It was a film called Ballerina, with a story set within the Royal Danish Ballet. But because it was to be shown in America they thought they'd pick someone who spoke English and therefore sounded a little bit foreign. So Disney sent people to England to see if there was anyone of the right age at any of the ballet schools.
Five girls were chosen from our school, including me, and I promptly wrote to my parents in Cyprus, telling them I was going up for a pantomime and we were going to be cast as the Great Danes. I'd completely got hold of the wrong end of the stick. They then had a telegram from my headmistress saying: 'Jenny screen-testing, don't worry, not Nordic type.'
So off I flew to Berlin, where they did the screen test, and I really liked that. Getting away from school was terrific. But one of the other girls had an agent and through her I was introduced to some people making another film, East of Sudan, which was going on in three or four weeks' time, but they hadn't cast the young girl in it.

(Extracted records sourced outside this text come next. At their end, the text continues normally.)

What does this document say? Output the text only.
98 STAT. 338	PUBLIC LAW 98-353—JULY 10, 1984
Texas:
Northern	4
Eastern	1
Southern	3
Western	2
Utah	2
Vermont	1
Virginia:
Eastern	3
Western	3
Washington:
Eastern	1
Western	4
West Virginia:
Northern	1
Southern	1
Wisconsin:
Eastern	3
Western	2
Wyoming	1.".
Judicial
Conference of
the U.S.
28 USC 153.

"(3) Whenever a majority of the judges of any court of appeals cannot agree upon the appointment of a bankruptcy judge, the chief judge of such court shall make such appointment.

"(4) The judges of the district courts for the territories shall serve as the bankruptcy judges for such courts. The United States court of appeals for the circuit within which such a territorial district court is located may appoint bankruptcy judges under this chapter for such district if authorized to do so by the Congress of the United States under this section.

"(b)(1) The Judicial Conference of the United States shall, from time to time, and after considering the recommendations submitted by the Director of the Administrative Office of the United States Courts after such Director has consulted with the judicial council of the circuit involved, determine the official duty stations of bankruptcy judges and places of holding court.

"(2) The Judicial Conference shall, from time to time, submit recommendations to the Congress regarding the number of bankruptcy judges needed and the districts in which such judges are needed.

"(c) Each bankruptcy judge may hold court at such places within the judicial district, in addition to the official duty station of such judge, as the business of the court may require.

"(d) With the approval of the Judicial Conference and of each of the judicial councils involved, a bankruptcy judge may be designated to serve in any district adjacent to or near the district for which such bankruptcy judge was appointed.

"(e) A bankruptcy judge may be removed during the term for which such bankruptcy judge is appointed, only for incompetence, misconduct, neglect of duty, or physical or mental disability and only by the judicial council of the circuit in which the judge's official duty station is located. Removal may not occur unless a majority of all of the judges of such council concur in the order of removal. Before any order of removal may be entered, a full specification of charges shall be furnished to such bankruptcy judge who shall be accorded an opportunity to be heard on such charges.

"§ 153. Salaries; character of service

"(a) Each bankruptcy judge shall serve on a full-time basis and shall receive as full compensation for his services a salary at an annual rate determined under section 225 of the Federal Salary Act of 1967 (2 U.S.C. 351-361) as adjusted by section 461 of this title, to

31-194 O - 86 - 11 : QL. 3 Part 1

The main requirement was that she should look very young and be light, because she had to be carried around a lot. She was supposed to be an Arab, and if I wasn't the Nordic type I certainly didn't look Arab either, but the producers literally picked me up and thought I was kind of cute and I was cast. Then I heard I'd got the other part too, in Ballerina.
So there it was. I was 11 years old and I'd shot to what I thought was immediate stardom. And it was terrific - I actually got to dance on stage and dance Les Sylphides.
I felt like a star, but it was very quickly driven out of me. I remember overhearing one girl on set saying to another, 'Why are they always brushing her hair and doing her make-up?', and I thought, 'It's because I'm a star]' And the other girl said, 'Because she's so messy.'
My family life was very ordinary as well. We got on with other things, nothing special was made of it by anybody. I'm very glad - I think that's one thing that can go very badly wrong, because with a lot of children who go into films it's their parents who think it's glamorous and children catch on to it. In fact, my father ran the entertainment for the Forces, which meant it held no glamour for either of my parents.
I remember Denmark very clearly and the Danish Ballet and the music and the smell of the place and the theatre we were in and it's very much a part of me. In many ways, the things that excited me as a child are still there on a film set and it created in me an appetite for the acting world.
But what's interesting about that time was that it was set amid both the extraordinary and the ordinary. My life went between limousines and Tubes, between meeting Walt Disney and meeting ordinary people, and no difference was made between the two. It made both exciting. Life was much richer for having them both.